DNA demethylation is essential to spatially and temporally control gene expression and to overcome gene silencing. However, despite extensive efforts, no consensus mammalian DNA demethylase has been identified. Now, in Nature, two studies identify two proteins — activation-induced cytidine deaminase (AID; also known as AICDA) and elongator complex protein 3 (ELP3) — required for DNA demethylation in mammals.

DNA demethylation is crucial for the reprogramming of somatic differentiated nuclei towards a pluripotent state and is known to be a limiting step in the production of induced pluripotent stem (iPS) cells. To identify factors that induce DNA demethylation, Bhutani et al. used non-dividing short-term heterokaryons generated by fusing mouse embryonic stem (ES) cells and human fibroblasts. Previous pioneering experiments by this group used heterokaryons to reverse the silent state of genes and reprogramme cells from one differentiated state to another. Heterokaryons complement other reprogramming strategies (nuclear transfer and iPS cells) by enabling mechanistic studies. In heterokaryons, the onset of reprogramming occurs rapidly (within 1 day) and in a large proportion of cells (70%). Using real-time PCR with species-specific primers, the authors find that the human copies of OCT4 (also known as POU5F1) and NANOG — two key pluripotency genes — are rapidly activated following cell fusion. DNA methylation typically occurs at CpG dinucleotides in somatic tissues and, importantly, human OCT4 and NANOG activation coincides with CpG demethylation in their promoters.

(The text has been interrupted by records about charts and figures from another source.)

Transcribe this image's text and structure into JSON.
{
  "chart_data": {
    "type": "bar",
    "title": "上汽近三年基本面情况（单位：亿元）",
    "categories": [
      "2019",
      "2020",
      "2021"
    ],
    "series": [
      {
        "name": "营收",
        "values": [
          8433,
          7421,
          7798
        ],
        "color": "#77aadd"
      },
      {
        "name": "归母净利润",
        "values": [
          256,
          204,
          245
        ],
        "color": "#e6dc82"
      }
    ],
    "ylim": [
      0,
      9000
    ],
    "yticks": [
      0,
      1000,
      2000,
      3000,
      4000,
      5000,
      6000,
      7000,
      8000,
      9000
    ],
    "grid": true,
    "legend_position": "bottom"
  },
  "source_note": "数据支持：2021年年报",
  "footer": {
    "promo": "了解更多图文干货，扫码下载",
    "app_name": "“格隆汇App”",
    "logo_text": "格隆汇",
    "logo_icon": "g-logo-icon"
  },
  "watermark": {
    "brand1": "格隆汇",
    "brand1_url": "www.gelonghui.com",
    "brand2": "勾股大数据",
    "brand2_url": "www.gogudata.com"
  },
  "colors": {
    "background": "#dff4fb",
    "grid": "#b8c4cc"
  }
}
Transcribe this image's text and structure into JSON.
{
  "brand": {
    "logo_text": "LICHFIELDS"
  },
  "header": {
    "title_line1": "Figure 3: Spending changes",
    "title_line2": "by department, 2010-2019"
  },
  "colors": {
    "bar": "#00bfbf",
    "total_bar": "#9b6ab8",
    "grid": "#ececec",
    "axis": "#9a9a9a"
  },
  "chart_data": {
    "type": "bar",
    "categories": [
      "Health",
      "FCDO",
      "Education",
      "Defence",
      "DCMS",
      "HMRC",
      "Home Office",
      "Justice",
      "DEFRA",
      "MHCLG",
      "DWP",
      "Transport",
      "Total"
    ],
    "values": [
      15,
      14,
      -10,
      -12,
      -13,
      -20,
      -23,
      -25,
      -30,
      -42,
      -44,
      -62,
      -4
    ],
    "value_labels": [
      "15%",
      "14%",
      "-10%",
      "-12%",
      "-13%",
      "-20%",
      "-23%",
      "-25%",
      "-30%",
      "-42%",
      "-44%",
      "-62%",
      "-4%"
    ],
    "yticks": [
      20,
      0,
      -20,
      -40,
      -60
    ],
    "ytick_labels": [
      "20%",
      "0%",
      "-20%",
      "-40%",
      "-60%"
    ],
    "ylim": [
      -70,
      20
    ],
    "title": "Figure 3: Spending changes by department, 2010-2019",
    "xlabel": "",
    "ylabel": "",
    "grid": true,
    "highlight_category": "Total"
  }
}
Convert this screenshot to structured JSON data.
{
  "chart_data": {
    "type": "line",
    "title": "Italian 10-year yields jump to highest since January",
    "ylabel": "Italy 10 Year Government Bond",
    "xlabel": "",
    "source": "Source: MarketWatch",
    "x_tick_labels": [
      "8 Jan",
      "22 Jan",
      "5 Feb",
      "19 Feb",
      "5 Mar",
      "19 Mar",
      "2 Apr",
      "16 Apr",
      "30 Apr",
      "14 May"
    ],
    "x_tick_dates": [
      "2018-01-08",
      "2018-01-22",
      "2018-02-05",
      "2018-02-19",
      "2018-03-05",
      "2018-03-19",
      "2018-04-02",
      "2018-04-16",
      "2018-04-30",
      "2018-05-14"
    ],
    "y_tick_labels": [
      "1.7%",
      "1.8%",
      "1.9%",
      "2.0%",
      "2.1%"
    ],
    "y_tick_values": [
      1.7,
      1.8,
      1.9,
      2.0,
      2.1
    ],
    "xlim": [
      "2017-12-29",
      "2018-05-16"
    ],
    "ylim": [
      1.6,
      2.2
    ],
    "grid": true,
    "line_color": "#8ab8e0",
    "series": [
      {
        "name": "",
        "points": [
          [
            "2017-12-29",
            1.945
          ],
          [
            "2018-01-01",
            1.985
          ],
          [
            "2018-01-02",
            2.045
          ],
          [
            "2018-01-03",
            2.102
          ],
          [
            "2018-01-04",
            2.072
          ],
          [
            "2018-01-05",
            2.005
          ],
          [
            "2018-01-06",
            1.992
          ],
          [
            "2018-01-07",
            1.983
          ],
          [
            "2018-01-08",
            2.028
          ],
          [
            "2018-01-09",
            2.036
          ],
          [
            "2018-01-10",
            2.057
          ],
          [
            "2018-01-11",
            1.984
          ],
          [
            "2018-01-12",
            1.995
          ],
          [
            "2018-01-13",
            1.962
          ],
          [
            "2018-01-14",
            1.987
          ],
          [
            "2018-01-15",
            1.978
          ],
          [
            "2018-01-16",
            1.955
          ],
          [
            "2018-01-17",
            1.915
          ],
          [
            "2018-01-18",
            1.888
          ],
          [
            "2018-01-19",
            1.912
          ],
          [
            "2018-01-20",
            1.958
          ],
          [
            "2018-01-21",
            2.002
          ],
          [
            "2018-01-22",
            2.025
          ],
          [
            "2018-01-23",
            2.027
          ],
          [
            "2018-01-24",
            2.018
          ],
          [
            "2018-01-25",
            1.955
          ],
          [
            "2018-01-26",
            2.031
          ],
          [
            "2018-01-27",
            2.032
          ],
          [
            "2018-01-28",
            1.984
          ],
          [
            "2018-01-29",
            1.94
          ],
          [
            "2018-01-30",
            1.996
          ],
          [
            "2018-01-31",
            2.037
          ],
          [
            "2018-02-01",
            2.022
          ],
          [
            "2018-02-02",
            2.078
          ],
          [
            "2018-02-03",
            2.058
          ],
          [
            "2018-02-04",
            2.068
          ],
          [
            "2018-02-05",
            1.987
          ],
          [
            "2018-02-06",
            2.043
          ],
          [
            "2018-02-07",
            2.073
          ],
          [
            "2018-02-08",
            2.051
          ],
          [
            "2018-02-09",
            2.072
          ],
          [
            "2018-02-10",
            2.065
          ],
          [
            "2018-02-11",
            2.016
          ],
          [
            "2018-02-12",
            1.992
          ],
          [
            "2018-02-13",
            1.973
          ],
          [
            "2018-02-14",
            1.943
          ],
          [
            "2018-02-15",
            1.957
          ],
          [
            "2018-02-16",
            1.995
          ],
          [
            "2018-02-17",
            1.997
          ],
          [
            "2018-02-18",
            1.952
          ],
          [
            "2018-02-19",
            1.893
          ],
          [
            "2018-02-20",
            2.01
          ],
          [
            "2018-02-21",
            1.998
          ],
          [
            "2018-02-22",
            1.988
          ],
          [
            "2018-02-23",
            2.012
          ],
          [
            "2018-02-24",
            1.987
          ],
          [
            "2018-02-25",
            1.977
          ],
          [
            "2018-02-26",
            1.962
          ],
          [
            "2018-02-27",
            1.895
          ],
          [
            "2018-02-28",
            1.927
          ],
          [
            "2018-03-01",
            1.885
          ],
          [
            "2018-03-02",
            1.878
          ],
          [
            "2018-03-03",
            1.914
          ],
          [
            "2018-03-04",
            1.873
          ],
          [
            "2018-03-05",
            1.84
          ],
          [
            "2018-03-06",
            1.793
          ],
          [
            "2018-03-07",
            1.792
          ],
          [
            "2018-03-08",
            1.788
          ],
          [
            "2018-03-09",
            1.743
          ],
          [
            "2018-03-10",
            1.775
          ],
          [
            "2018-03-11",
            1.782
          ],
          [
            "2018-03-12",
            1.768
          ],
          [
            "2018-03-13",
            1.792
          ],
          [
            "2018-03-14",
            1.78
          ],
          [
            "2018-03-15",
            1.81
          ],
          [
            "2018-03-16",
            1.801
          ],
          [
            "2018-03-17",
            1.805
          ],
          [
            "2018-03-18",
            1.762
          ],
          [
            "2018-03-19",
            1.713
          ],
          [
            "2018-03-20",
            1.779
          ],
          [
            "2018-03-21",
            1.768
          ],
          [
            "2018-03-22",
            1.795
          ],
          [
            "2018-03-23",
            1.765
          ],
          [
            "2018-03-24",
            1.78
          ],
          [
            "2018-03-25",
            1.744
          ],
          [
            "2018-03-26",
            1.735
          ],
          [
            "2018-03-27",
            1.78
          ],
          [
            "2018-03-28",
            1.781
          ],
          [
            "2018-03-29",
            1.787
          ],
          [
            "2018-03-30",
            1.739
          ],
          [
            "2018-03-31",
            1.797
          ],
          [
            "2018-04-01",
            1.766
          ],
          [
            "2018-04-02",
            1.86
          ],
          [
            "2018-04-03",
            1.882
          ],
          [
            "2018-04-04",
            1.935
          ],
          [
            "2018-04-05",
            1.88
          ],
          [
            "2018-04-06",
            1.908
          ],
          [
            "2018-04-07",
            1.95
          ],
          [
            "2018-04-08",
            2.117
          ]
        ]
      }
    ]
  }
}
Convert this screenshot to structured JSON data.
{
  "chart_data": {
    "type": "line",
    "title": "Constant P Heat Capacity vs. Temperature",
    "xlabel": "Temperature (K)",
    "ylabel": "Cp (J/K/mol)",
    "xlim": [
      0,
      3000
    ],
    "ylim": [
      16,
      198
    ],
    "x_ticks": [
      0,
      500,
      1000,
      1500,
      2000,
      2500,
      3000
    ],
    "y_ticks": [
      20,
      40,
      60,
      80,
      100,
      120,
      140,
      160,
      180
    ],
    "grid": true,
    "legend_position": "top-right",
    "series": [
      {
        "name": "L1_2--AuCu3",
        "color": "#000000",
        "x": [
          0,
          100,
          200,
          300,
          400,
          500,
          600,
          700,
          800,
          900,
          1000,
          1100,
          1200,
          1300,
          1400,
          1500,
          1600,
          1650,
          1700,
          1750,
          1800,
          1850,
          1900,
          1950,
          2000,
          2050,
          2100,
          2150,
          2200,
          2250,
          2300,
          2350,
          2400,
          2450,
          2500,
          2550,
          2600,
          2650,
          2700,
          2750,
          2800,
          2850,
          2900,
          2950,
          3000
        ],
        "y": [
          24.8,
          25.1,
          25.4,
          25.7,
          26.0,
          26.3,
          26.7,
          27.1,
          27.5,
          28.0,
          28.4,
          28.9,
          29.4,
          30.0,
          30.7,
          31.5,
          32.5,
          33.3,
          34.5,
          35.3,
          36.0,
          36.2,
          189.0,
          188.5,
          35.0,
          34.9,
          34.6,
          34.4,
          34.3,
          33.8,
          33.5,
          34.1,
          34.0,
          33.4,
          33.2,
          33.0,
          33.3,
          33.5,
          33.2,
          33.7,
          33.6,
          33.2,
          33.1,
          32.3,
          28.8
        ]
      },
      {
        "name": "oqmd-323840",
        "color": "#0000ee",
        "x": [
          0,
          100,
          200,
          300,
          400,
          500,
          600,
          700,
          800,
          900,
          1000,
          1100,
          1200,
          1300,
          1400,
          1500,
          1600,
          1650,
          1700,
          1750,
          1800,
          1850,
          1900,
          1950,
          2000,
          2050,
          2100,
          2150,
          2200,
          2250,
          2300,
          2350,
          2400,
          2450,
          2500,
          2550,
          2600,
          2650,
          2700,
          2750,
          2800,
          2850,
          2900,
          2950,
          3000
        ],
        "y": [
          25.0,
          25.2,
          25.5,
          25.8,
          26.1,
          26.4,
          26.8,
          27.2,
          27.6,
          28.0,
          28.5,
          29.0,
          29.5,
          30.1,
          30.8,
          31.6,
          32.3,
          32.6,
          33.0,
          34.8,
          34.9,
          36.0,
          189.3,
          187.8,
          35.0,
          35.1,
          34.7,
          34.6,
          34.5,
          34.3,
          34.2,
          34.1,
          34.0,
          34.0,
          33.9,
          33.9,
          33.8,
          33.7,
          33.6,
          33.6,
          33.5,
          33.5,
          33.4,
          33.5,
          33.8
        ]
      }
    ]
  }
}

The mammalian deaminase AID is thought to be specific to lymphocytes and antibody diversification, but it has also been implicated in DNA demethylation in zebrafish. Bhutani et al. report that AID knockdown in heterokaryons blocks human OCT4 and NANOG activation and inhibits promoter demethylation. Remarkably, AID binds to highly methylated silent OCT4 and NANOG promoters in human fibroblasts but not in mouse ES cells, in which they are active, suggesting a direct involvement of AID in targeted DNA demethylation during somatic cell reprogramming to pluripotency.

In another study, Okada et al. searched for factors responsible for zygotic paternal genome demethylation in mice. Immediately after fertilization, paternal and maternal genomes are reprogrammed for the transition from germ cell to somatic cell transcription programmes, and a key event is the active demethylation of paternal DNA. The authors developed a green fluorescent protein-based probe with high affinity towards non-methyl-CpG, which allows paternal genome demethylation to be monitored. Using small interfering RNA knockdown, they tested the function of a dozen candidate genes — selected on the basis of their expression, structural features and potential demethylation activity — and found that ELP3 knockdown impairs DNA demethylation in paternal pronuclei. ELP3 is one of six subunits of the elongator complex, which is known to have diverse functions, including transcription elongation, exocytosis and cytoplasmic kinase signalling. The knockdown of two other subunits also impairs demethylation, suggesting that zygotic paternal DNA demethylation requires the elongator complex, although its direct activity on DNA remains to be proved.

These studies suggest that AID and elongator complexes are crucial for mammalian DNA demethylation, but the exact molecular mechanisms by which they function have yet to be determined.